Comment 24 Chris Gianelloni (RETIRED) gentoo-dev 2006-05-31 15:02:34 UTC
This is in progress...
Comment 25 Chris Gianelloni (RETIRED) gentoo-dev 2006-05-31 16:32:57 UTC
A new ebuild has just been submitted into the tree.  You'll want the ppc team to stabilize it.  I've stabilized it on x86.
Comment 26 Raphael Marichez (Falco) (RETIRED) gentoo-dev 2006-06-01 00:03:53 UTC
great, let's go
Comment 27 Tobias Scherbaum (RETIRED) gentoo-dev 2006-06-01 21:58:00 UTC
ppc stable
Comment 28 Raphael Marichez (Falco) (RETIRED) gentoo-dev 2006-06-02 03:14:22 UTC
Thanks to all. This one is ready for GLSA
Comment 29 Raphael Marichez (Falco) (RETIRED) gentoo-dev 2006-06-02 03:30:02 UTC
sec team, i don't know yet how to handle final GLSAs after a temp GLSA. I let you act here.
Comment 30 Raphael Marichez (Falco) (RETIRED) gentoo-dev 2006-06-07 14:33:07 UTC
> sec team, i don't know yet how to handle final GLSAs after a temp GLSA. I let
> you act here.
> 

Jaervosz, Koon or DerCorny, or another security dev, please help us drafting/sending a GLSA update for doomsday (or whatever is appropriate here). Thanks in advance
Comment 31 frilled 2006-06-07 15:05:57 UTC
jaervosz committed himself to do this .-)
Comment 32 Sune Kloppenborg Jeppesen (RETIRED) gentoo-dev 2006-06-07 22:16:31 UTC
I'll do it, hopefully in the evening.
Comment 33 Raphael Marichez (Falco) (RETIRED) gentoo-dev 2006-06-13 14:18:39 UTC
(In reply to comment #32)
> I'll do it, hopefully in the evening.
> 

Sune, please, oh please... (and don't forget to delete the bogus doomsday entry in glsamaker, thanks in advance)
Comment 34 Sune Kloppenborg Jeppesen (RETIRED) gentoo-dev 2006-06-14 02:27:12 UTC
Raphael, I've been too busy and forgot. Please prod me tonight and I'll fix it (can't send from work).
Comment 35 Sune Kloppenborg Jeppesen (RETIRED) gentoo-dev 2006-06-14 11:39:00 UTC
/me pick up his coredump and stuffs it back in: We don't issue unmask GLSAs.

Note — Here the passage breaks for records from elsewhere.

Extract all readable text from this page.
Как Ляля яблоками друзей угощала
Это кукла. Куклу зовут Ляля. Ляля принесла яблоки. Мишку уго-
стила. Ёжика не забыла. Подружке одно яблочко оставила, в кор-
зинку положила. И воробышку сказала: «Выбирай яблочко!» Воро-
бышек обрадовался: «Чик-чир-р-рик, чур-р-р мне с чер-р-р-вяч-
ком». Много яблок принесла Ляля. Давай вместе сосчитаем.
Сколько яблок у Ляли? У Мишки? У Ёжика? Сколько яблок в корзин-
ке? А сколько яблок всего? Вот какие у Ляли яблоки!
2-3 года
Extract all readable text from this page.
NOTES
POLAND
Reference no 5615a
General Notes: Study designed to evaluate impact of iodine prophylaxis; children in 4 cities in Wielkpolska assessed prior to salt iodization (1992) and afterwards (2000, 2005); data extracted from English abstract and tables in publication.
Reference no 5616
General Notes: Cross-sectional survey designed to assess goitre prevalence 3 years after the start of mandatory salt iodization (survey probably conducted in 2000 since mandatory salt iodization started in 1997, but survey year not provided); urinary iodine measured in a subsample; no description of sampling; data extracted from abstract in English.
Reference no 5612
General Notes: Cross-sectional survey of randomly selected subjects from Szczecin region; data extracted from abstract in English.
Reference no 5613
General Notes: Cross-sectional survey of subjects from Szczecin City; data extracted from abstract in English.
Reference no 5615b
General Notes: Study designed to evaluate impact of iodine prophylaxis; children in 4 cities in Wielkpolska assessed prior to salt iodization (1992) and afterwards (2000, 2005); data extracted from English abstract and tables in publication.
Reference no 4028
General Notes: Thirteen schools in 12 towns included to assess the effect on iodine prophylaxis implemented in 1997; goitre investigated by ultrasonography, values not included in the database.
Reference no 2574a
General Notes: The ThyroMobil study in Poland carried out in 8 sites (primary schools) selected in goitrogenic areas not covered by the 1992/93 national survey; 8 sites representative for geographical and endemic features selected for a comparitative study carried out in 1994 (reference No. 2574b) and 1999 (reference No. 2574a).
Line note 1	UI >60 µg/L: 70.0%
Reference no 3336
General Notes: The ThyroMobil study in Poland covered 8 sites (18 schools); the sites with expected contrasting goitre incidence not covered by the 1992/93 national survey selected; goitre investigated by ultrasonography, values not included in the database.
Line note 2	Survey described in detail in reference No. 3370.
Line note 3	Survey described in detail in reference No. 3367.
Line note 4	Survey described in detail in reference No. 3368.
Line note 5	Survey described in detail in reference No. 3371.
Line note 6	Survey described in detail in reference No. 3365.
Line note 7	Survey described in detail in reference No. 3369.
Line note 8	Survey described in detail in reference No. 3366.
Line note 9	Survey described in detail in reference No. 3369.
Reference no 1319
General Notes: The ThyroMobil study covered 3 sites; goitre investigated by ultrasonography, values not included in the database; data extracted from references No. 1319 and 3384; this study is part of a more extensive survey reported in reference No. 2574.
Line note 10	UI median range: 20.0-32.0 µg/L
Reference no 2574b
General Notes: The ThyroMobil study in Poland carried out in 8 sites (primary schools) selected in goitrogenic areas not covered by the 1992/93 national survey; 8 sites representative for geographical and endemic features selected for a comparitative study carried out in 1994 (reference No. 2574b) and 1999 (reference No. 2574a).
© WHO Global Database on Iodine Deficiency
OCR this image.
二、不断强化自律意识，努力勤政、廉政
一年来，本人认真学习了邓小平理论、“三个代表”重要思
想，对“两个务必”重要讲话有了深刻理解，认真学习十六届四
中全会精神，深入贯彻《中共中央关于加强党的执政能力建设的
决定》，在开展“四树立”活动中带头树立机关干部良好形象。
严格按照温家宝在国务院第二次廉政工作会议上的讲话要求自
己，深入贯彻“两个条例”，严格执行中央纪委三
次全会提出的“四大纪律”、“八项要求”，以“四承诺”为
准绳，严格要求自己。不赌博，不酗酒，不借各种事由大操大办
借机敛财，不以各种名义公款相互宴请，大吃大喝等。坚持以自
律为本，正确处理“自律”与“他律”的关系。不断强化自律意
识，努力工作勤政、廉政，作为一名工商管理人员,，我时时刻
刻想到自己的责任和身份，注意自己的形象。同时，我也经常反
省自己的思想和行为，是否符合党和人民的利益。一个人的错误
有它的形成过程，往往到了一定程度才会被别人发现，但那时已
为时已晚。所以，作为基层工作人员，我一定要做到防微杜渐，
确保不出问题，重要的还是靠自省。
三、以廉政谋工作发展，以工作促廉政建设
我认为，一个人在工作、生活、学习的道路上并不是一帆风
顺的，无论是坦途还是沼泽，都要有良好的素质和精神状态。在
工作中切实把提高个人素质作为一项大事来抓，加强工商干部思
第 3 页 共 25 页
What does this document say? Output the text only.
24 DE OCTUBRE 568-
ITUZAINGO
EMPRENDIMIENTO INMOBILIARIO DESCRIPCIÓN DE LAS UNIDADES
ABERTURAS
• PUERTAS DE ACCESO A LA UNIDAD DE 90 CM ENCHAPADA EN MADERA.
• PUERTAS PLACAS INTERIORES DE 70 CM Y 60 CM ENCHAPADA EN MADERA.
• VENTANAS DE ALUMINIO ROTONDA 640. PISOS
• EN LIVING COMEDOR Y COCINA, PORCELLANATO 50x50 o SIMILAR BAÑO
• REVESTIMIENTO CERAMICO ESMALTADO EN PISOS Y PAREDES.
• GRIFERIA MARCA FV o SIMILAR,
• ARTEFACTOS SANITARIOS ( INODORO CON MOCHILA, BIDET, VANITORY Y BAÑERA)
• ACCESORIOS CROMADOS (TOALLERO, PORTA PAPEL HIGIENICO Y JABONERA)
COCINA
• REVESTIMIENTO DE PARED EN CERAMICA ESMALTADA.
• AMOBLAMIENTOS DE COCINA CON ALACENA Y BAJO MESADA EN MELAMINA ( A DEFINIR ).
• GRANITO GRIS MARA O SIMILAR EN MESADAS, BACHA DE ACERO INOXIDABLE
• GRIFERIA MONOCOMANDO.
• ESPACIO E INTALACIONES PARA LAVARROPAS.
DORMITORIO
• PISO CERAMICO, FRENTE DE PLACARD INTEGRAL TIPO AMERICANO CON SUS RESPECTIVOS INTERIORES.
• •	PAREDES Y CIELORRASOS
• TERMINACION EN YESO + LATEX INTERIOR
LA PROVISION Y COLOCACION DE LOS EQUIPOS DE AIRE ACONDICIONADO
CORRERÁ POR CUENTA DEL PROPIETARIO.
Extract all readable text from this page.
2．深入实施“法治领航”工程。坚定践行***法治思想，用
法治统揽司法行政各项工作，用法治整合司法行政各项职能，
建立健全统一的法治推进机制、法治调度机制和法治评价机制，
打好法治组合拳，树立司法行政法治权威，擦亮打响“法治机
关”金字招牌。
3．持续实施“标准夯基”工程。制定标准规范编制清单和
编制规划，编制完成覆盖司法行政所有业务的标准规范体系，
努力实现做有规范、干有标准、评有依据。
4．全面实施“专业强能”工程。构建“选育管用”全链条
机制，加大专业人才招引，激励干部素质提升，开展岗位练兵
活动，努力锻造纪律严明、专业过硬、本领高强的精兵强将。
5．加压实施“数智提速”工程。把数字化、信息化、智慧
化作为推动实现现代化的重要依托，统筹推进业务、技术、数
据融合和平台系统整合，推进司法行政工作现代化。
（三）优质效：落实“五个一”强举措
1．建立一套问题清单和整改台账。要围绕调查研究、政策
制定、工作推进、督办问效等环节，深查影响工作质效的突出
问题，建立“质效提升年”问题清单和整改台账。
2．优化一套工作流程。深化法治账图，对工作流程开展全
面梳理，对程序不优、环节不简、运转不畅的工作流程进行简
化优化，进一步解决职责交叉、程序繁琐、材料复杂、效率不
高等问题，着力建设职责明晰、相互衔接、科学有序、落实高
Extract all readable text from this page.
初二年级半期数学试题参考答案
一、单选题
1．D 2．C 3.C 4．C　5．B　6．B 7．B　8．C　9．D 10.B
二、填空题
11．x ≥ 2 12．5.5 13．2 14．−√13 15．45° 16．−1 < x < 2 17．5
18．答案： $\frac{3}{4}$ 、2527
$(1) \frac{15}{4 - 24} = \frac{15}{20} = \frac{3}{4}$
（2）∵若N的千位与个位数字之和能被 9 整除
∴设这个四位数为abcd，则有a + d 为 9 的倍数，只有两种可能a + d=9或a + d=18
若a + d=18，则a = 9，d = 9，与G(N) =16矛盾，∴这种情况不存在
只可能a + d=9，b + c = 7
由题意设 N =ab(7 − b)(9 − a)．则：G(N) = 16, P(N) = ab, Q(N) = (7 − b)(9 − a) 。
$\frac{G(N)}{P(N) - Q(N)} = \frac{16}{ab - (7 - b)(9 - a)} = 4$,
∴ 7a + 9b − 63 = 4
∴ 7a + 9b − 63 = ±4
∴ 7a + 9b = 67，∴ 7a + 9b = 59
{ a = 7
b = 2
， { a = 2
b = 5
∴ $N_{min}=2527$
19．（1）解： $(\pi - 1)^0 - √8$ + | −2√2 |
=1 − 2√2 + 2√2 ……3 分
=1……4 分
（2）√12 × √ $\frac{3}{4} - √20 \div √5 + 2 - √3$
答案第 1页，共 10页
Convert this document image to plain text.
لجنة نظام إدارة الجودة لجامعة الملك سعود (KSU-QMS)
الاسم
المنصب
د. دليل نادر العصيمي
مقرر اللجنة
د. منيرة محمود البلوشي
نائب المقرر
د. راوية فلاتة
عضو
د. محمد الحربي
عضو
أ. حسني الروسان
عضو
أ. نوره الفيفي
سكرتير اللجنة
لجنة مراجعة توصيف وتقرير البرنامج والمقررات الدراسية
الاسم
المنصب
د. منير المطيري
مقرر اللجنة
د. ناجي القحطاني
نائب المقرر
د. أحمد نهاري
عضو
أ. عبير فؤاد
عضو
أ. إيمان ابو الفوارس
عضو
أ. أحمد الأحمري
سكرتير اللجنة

I've fixed it in GLSAmaker, Raphael could you review and I'll commit it.
Comment 36 Raphael Marichez (Falco) (RETIRED) gentoo-dev 2006-06-14 12:59:38 UTC
Thanks Sune for the precision

############################################
Workaround:
There is no known workaround at this time.

There is no known workaround at this time.
############################################

Except that, it's ok.

I close that bug now
Comment 37 Sune Kloppenborg Jeppesen (RETIRED) gentoo-dev 2006-06-14 21:16:25 UTC
Thx Raphael for spotting that double boilerplate blunder. In CVS now.